In a post on its blog, Oculus says that the benefits of the partnership might not be immediately visible.

At first glance, it might not seem obvious why Oculus is partnering with Facebook, a company focused on connecting people, investing in internet access for the world and pushing an open computing platform. But when you consider it more carefully, we’re culturally aligned with a focus on innovating and hiring the best and brightest; we believe communication drives new platforms; we want to contribute to a more open, connected world; and we both see virtual reality as the next step.

Most important, Facebook understands the potential for VR. Mark and his team share our vision for virtual reality’s potential to transform the way we learn, share, play, and communicate. Facebook is a company that believes that anything is possible with the right group of people, and we couldn’t agree more.

Facebook, of course, found early success with games. Social gaming is responsible for a lot of the growth and spread of Facebook as a platform, rather than just a social service. Acquiring Oculus could signal a variety of things, but being able to tap into what is potentially the next big gaming trend is likely one of them. In addition, Facebook has been aggressive about understanding and supporting mobile use cases — but only after an initial period of foot-dragging and desktop focus. If VR is “what’s next” then Facebook will want to tap the market early to avoid any transitional gaffes this time around.

The purchase is expected to close in Q2 of 2014. Oculus has taken over 75K orders for its virtual reality headset so far. Those headsets have been developer editions designed to get developers interested in playing around with VR technology. The most recent “Crystal Cove” prototype features a full 1080p display and more sensors to detect and position users in virtual environments.

Of course, if you pull the thread of virtual reality out really really far, you could see a future where we’re not talking about the percentage of time people spend on mobile vs. desktop. Instead, we’re talking about the amount of time that people spend in virtual reality versus actual reality. In that kind of landscape, Facebook starting in on VR early makes painfully obvious sense.

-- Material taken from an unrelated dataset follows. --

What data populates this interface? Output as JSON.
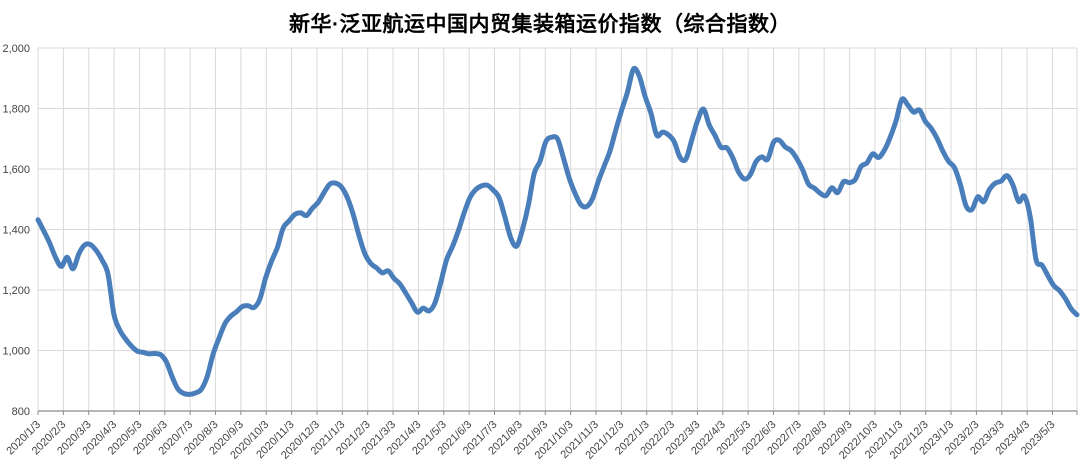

The company has received a total of $93.4 million in funding so far from Spark, Matrix, Founders Fund, Formation 8, BIG Ventures and Andreessen Horowitz. Oculus got a big boost in legitimacy recently when one of the founding fathers of 3D gaming, John Carmack, left id Software to become its CTO.

“Over the next 10 years, virtual reality will become ubiquitous, affordable, and transformative,” concludes the Oculus post, “and it begins with a truly next-generation gaming experience. This partnership ensures that the Oculus platform is coming, and that it’s going to change gaming forever.”